Better support needs to be given to survivors, and oftentimes, that doesn’t mean forcing them to call the police or press charges in any way. Many people have a lot of valid fears about coming forward, and the support they need could be counseling or even just a listening ear and a trustworthy friend to provide comfort.
Consent is a central part of preventing the cycle of sexual assault from living on, but few people are taught what consent truly means. The phrase “no means no” is about as much as high school sex-ed gives us, which in itself is a harmful practice. Consent should only ever be an enthusiastic yes. Silence, uncertainty, unconsciousness, and actions under the influence do not fall under that guideline. We also are never taught that consent can be revoked at any time. If schools taught students this then younger generations would not only be equipped to stand with survivors, they would grow with a fuller understanding of how consent should work, pushing against the mentality that allows rapists and other perpetrators to flourish in the first place.
Sexual assault awareness is a topic that is often pushed out of sight. People put stigma on it that allows the toxic culture to remain and attacks continue to occur.
We need to start conversations about sexual assault so that victims can feel safe and we can shut down the ideas that allow rapists to exist so easily in our society.
This is not a “women only’’ problem. It is not a “survivor only” problem. This is an issue that has the potential to affect every one of us, especially as college students. It is also a problem that requires everyone’s help to make a difference.

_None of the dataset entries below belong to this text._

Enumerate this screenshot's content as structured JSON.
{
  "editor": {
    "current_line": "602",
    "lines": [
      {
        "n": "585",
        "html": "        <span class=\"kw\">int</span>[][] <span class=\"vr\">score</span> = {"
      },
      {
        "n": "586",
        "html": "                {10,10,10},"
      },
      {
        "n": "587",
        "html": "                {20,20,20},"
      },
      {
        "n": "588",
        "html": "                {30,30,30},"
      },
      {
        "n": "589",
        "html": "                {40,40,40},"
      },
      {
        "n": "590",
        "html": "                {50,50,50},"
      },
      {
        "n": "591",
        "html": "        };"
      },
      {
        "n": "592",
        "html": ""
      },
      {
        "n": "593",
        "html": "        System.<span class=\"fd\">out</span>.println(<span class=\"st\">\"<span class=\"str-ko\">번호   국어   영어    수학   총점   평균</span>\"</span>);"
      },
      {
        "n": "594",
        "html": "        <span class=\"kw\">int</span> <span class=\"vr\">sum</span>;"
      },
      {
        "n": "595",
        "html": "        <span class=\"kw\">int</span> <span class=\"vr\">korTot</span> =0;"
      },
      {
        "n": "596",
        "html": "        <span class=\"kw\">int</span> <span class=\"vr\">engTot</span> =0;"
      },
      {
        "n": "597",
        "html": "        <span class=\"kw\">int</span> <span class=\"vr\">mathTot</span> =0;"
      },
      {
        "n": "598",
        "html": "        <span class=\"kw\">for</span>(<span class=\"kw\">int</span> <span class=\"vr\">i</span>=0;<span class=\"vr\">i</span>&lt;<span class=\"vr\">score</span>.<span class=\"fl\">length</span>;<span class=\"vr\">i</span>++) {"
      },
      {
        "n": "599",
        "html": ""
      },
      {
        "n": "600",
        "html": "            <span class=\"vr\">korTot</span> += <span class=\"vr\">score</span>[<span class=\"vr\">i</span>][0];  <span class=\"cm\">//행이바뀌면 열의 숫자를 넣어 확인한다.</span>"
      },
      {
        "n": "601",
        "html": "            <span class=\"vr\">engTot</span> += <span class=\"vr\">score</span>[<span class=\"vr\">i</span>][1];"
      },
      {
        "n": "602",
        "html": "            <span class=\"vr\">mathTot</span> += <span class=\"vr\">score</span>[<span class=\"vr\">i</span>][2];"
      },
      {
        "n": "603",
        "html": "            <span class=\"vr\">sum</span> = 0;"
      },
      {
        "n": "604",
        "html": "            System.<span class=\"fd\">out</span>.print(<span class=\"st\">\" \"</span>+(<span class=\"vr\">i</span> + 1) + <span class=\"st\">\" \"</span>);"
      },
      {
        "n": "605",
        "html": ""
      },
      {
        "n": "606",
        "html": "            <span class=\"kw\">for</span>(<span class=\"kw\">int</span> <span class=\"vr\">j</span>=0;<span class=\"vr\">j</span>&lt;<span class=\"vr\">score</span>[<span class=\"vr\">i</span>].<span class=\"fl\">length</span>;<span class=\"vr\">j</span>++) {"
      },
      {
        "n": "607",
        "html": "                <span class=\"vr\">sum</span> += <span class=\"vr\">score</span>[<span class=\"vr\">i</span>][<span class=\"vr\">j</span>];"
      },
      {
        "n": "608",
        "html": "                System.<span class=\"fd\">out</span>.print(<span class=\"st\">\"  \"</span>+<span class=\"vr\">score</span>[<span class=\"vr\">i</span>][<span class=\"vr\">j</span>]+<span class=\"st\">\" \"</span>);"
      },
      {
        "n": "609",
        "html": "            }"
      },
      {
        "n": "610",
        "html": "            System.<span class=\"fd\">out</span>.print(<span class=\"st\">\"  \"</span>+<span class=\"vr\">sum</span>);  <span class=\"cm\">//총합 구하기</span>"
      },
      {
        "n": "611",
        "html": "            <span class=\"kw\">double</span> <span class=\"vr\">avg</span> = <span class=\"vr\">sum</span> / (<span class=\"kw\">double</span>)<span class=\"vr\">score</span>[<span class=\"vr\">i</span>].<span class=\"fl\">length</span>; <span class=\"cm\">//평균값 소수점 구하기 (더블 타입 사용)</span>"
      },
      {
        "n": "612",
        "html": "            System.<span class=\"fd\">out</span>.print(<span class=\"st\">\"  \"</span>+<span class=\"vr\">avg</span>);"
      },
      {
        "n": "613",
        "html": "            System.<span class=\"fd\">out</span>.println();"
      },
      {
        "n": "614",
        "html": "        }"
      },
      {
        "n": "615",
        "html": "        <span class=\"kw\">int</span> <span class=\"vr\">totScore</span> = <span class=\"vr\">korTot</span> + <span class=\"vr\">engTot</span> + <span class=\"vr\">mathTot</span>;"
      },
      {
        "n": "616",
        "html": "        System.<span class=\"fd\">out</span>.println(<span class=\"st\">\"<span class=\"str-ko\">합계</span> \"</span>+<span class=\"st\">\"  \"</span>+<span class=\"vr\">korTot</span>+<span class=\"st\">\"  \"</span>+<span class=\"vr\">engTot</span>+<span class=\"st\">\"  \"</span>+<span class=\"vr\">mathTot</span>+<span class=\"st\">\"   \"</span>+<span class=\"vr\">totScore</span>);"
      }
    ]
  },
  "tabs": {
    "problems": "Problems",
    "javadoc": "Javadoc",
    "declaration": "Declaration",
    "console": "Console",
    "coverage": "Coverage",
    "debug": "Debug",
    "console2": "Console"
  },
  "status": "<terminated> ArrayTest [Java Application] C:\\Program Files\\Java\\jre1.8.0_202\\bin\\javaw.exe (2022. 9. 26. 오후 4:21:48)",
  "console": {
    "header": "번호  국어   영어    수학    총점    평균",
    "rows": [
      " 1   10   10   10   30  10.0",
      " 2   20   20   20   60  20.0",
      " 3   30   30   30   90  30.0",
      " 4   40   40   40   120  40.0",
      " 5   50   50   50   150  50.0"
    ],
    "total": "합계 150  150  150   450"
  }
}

Sexual Assault Awareness Month is the perfect opportunity to start. Seek education and conversation. Stand with survivors and condemn rapists. Let’s band together to tear down centuries of toleration for sexual assault and create a safer world for everyone.
If you are a victim of sexual assault and want to seek support, USD’s Campus Assault Resources and Education (CARE) offers 24/7 services and different paths of support that best help each individual.